A wide array of animals have tusks, including elephants, walruses, warthogs, hippos, and even the much smaller hyrax, which look like guinea pigs and are about the size of domestic cats. The other thing they have in common is that all are mammals, which begs the question: Why did some mammals develop tusks?
Published in the Proceedings of the Royal Society B, a new, Harvard-led study traces the origins of tusks to an ancient mammal-like species that lived before the time of the dinosaurs and sheds light on how some mammals would go on to evolve this iconic dental trait. (Minor spoiler: They inherited them.)
Dental exams of fossils more than 200 million years old showed that the first true tusks belonged to later groups of a family of creatures called dicynodonts.
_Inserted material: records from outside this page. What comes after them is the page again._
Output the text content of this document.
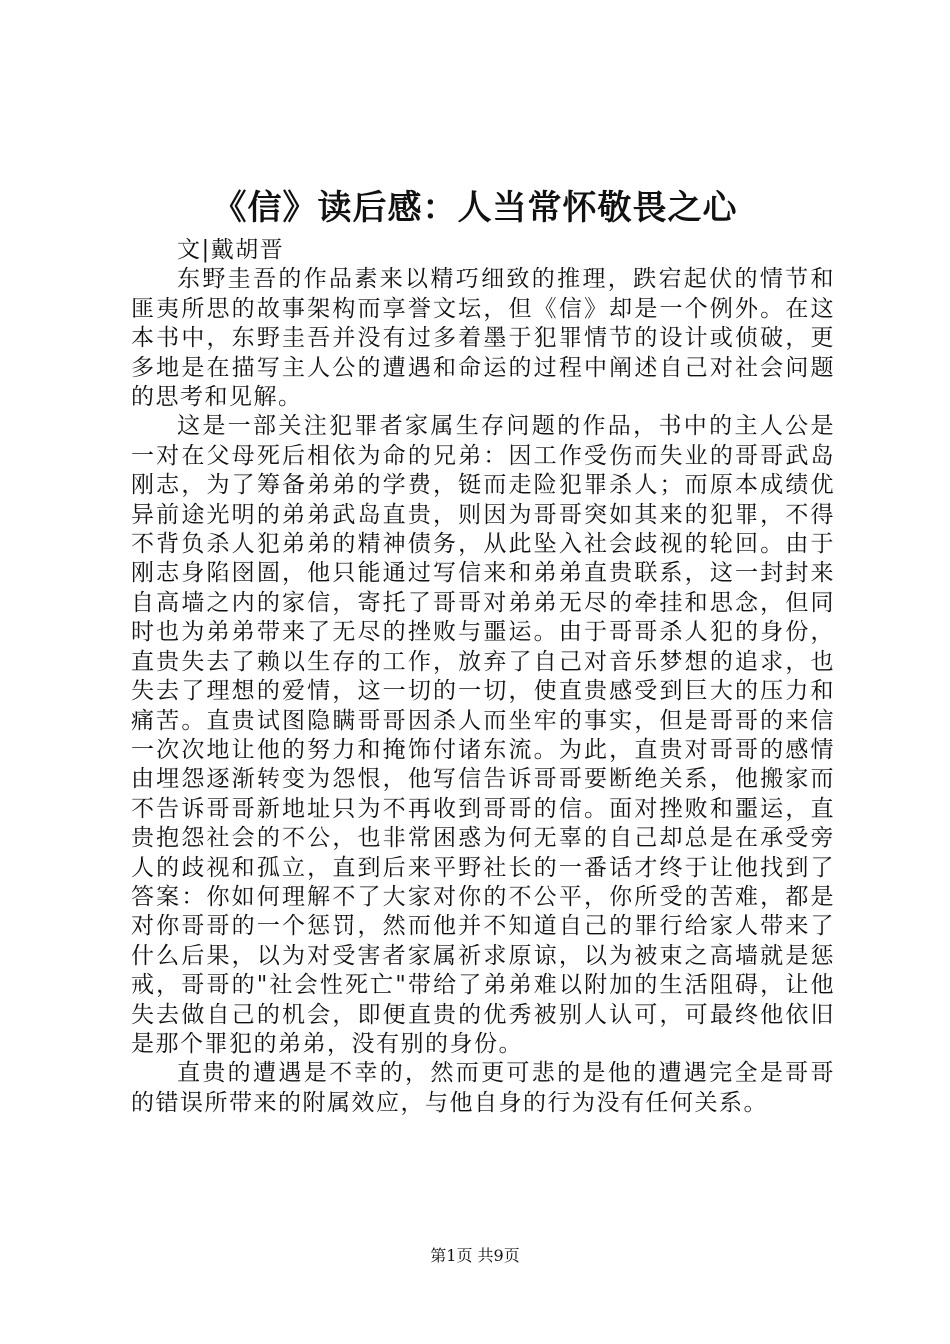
《信》读后感：人当常怀敬畏之心
文|戴胡晋

东野圭吾的作品素来以精巧细致的推理，跌宕起伏的情节和匪夷所思的故事架构而享誉文坛，但《信》却是一个例外。在这本书中，东野圭吾并没有过多着墨于犯罪情节的设计或侦破，更多地是在描写主人公的遭遇和命运的过程中阐述自己对社会问题的思考和见解。

这是一部关注犯罪者家属生存问题的作品，书中的主人公是一对在父母死后相依为命的兄弟：因工作受伤而失业的哥哥武岛刚志，为了筹备弟弟的学费，铤而走险犯罪杀人；而原本成绩优异前途光明的弟弟武岛直贵，则因为哥哥突如其来的犯罪，不得不背负杀人犯弟弟的精神债务，从此坠入社会歧视的轮回。由于刚志身陷囹圄，他只能通过写信来和弟弟直贵联系，这一封封来自高墙之内的家信，寄托了哥哥对弟弟无尽的牵挂和思念，但同时也为弟弟带来了无尽的挫败与噩运。由于哥哥杀人犯的身份，直贵失去了赖以生存的工作，放弃了自己对音乐梦想的追求，也失去了理想的爱情，这一切的一切，使直贵感受到巨大的压力和痛苦。直贵试图隐瞒哥哥因杀人而坐牢的事实，但是哥哥的来信一次次地让他的努力和掩饰付诸东流。为此，直贵对哥哥的感情由埋怨逐渐转变为怨恨，他写信告诉哥哥要断绝关系，他搬家而不告诉哥哥新地址只为不再收到哥哥的信。面对挫败和噩运，直贵抱怨社会的不公，也非常困惑为何无辜的自己却总是在承受旁人的歧视和孤立，直到后来平野社长的一番话才终于让他找到了答案：你如何理解不了大家对你的不公平，你所受的苦难，都是对你哥哥的一个惩罚，然而他并不知道自己的罪行给家人带来了什么后果，以为对受害者家属祈求原谅，以为被束之高墙就是惩戒，哥哥的"社会性死亡"带给了弟弟难以附加的生活阻碍，让他失去做自己的机会，即便直贵的优秀被别人认可，可最终他依旧是那个罪犯的弟弟，没有别的身份。

直贵的遭遇是不幸的，然而更可悲的是他的遭遇完全是哥哥的错误所带来的附属效应，与他自身的行为没有任何关系。

第1页 共9页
These distant relatives of mammals were the most abundant and diverse vertebrates on land before the dinosaurs took over. They lived between 270 and 201 million years ago and included a range of animals from tiny, rat-like dicynodonts to elephant-sized dicynodonts that weighed about 6 tons. Each of them had beaks and a pair of tusk-like teeth protruding from their turtle-shaped heads.
But here’s the kicker: Not all of them were actual tusks.
“Some of them were just big teeth that extended out from the jaw,” said Megan Whitney, a postdoctoral researcher in the FAS Department of Organismic and Evolutionary Biology and lead author of the study.